The most common failure mode in children's Christian education is moralism: using Bible stories to extract moral lessons that children should apply to their own behaviour. 'Be like Daniel — stand up for what's right.' 'Be like the Good Samaritan — help people who are hurt.' These are true applications of true stories. But they turn the Bible into a collection of moral examples rather than a revelation of a person, and they turn Christianity into a performance rather than a relationship.
The Moralism Default
What Grace-Centred Teaching Looks Like
Grace-centred teaching doesn't abandon application — it changes the foundation. Instead of 'Be like the Good Samaritan', it's 'Jesus is the Good Samaritan — he came to find us when we were broken by the side of the road and he paid the cost himself. And knowing that, we can love others the same way.' The moral application remains, but it flows from gospel encounter rather than self-improvement effort.
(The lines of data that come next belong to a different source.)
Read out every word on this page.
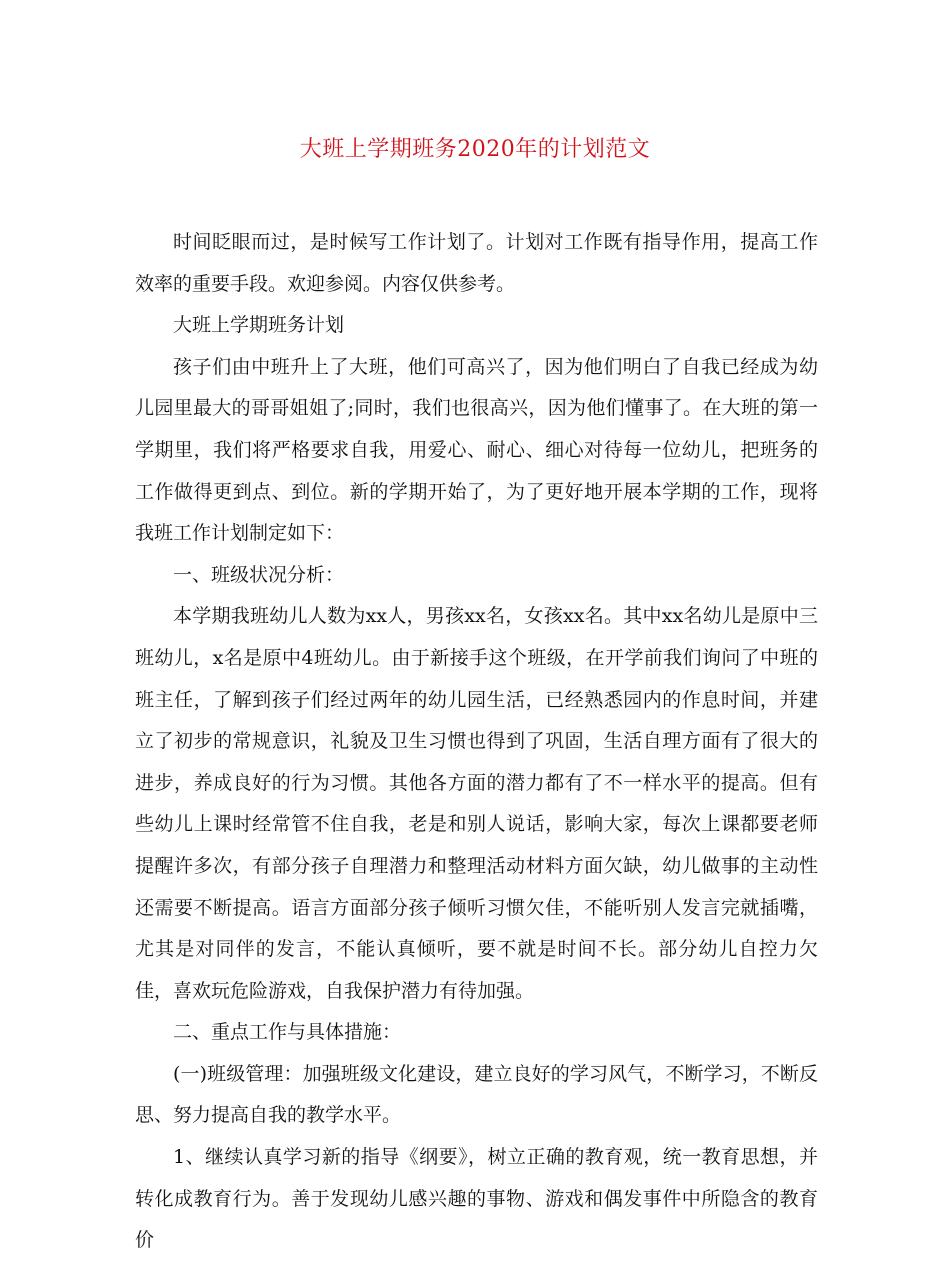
大班上学期班务2020年的计划范文

时间眨眼而过，是时候写工作计划了。计划对工作既有指导作用，提高工作效率的重要手段。欢迎参阅。内容仅供参考。

大班上学期班务计划

孩子们由中班升上了大班，他们可高兴了，因为他们明白了自我已经成为幼儿园里最大的哥哥姐姐了;同时，我们也很高兴，因为他们懂事了。在大班的第一学期里，我们将严格要求自我，用爱心、耐心、细心对待每一位幼儿，把班务的工作做得更到点、到位。新的学期开始了，为了更好地开展本学期的工作，现将我班工作计划制定如下：

一、班级状况分析：

本学期我班幼儿人数为xx人，男孩xx名，女孩xx名。其中xx名幼儿是原中三班幼儿，x名是原中4班幼儿。由于新接手这个班级，在开学前我们询问了中班的班主任，了解到孩子们经过两年的幼儿园生活，已经熟悉园内的作息时间，并建立了初步的常规意识，礼貌及卫生习惯也得到了巩固，生活自理方面有了很大的进步，养成良好的行为习惯。其他各方面的潜力都有了不一样水平的提高。但有些幼儿上课时经常管不住自我，老是和别人说话，影响大家，每次上课都要老师提醒许多次，有部分孩子自理潜力和整理活动材料方面欠缺，幼儿做事的主动性还需要不断提高。语言方面部分孩子倾听习惯欠佳，不能听别人发言完就插嘴，尤其是对同伴的发言，不能认真倾听，要不就是时间不长。部分幼儿自控力欠佳，喜欢玩危险游戏，自我保护潜力有待加强。

二、重点工作与具体措施：

(一)班级管理：加强班级文化建设，建立良好的学习风气，不断学习，不断反思、努力提高自我的教学水平。

1、继续认真学习新的指导《纲要》，树立正确的教育观，统一教育思想，并转化成教育行为。善于发现幼儿感兴趣的事物、游戏和偶发事件中所隐含的教育价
A Simple Test for Your Lessons
At the end of each lesson, ask: could a non-Christian deliver this lesson without it being dishonest? If the answer is yes — if the lesson is essentially 'be kind / be honest / be generous' with a Bible story attached — you may be teaching ethics with decoration, not Christianity. The test question: does this lesson require Jesus? Does it make sense only in light of the cross and resurrection? If yes, you're in the right territory.
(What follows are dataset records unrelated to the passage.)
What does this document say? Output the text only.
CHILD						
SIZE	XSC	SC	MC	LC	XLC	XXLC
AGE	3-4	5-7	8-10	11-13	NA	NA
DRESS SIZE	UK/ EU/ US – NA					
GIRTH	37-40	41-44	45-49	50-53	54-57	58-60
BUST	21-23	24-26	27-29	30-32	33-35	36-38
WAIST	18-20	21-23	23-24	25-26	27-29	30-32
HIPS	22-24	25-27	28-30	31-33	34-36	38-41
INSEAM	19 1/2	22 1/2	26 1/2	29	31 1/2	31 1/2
Grace Produces Moral Formation, Not the Other Way Around
This is not an argument against teaching ethics in SRE — it is an argument for doing it in the right order. People who have encountered the love and forgiveness of God in Jesus become more generous, honest, and just not because they're trying harder but because something in them has changed. The goal of SRE is not better behaviour but transformed hearts — and transformed hearts produce better behaviour as a consequence, not a cause.